The transition to VOIP, implementation of a unified communications architecture and the movement to centralize IT applications in area processing centers are the three primary initiatives that will dominate the agenda of the Army's networking group for the foreseeable future, Miller said.
The primary advantages of VOIP compared to the older technology it will replace are that it will let the Army carry voice and data traffic on a single converged network in addition to supporting a variety of new services that combine the Army's other business and military applications with voice calling and messaging, said Miller, who is project manager of Defense Communications and Army Switched Systems.
Although the Defense Department may not authorize the use of VOIP for the Army's crucial command-and-control traffic for another year or two, 'it's a guarantee that we're going to go to an all voice-over-IP construct,' Miller said during a presentation to the American Council for Technology/Industry Advisory Council in Arlington, Va.

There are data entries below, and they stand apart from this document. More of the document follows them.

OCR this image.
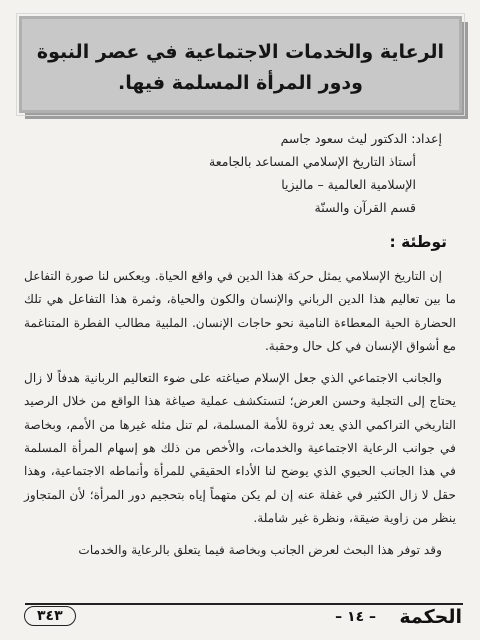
الرعاية والخدمات الاجتماعية في عصر النبوة
ودور المرأة المسلمة فيها.
إعداد: الدكتور ليث سعود جاسم
أستاذ التاريخ الإسلامي المساعد بالجامعة
الإسلامية العالمية – ماليزيا
قسم القرآن والسنّة
توطئة :

إن التاريخ الإسلامي يمثل حركة هذا الدين في واقع الحياة. ويعكس لنا صورة التفاعل ما بين تعاليم هذا الدين الرباني والإنسان والكون والحياة، وثمرة هذا التفاعل هي تلك الحضارة الحية المعطاءة النامية نحو حاجات الإنسان. الملبية مطالب الفطرة المتناغمة مع أشواق الإنسان في كل حال وحقبة.

والجانب الاجتماعي الذي جعل الإسلام صياغته على ضوء التعاليم الربانية هدفاً لا زال يحتاج إلى التجلية وحسن العرض؛ لتستكشف عملية صياغة هذا الواقع من خلال الرصيد التاريخي التراكمي الذي يعد ثروة للأمة المسلمة، لم تنل مثله غيرها من الأمم، وبخاصة في جوانب الرعاية الاجتماعية والخدمات، والأخص من ذلك هو إسهام المرأة المسلمة في هذا الجانب الحيوي الذي يوضح لنا الأداء الحقيقي للمرأة وأنماطه الاجتماعية، وهذا حقل لا زال الكثير في غفلة عنه إن لم يكن متهماً إياه بتحجيم دور المرأة؛ لأن المتجاوز ينظر من زاوية ضيقة، ونظرة غير شاملة.

وقد توفر هذا البحث لعرض الجانب وبخاصة فيما يتعلق بالرعاية والخدمات

الحكمة
– ١٤ –
٣٤٣
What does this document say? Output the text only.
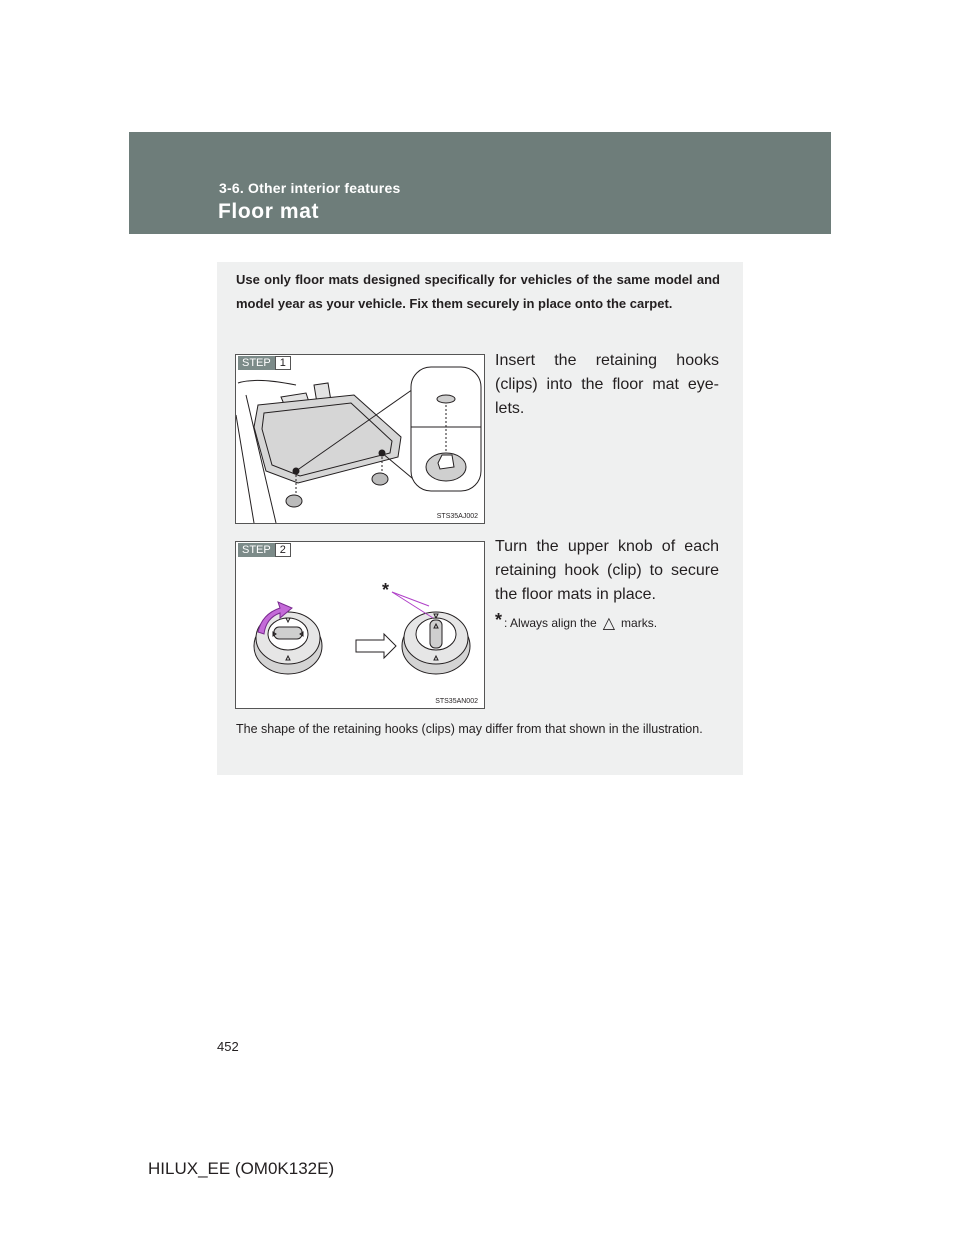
3-6. Other interior features
Floor mat

Use only floor mats designed specifically for vehicles of the same model and model year as your vehicle. Fix them securely in place onto the carpet.

STEP 1
STS35AJ002

Insert the retaining hooks (clips) into the floor mat eye-lets.

*
STEP 2
STS35AN002

Turn the upper knob of each retaining hook (clip) to secure the floor mats in place.

* : Always align the △ marks.

The shape of the retaining hooks (clips) may differ from that shown in the illustration.

452
HILUX_EE (OM0K132E)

The Defense Information Systems Agency, as the lead agency responsible for the Pentagon's networks and IT systems, is evaluating VOIP to assess whether it meets the strict availability and operational standards that are necessary before it can be used to carry command-and-control voice calls for the military. DISA likely won't approve the use of end-to-end VOIP technology until 2009 or 2010, Miller added.
In the meantime, the Army is preparing for its migration to VOIP with a small pilot of the technology and has started, on a small scale, to install VOIP-enabled circuit switches at network hubs. As it introduces initial VOIP capabilities into the network, the Army will start to allow noncommand-and-control users to subscribe to VOIP services but will preserve circuit switching in significant portions of its voice infrastructure to support command-and-control calls, according to Miller.
In the second phase implementation, the Army will extend VOIP availability by installing VOIP equipment in local-area networks on Army installations and gradually supplant circuit-switched calling with VOIP. When it becomes technically feasible, command-and-control users will be allowed to subscribe to VOIP services, Miller said.
In the third and final implementation phase, the Army will install VOIP equipment in all of its networking hubs and outlying installations, eliminating the last of its circuit-switched gear and completing the transition of all users to VOIP, Miller said.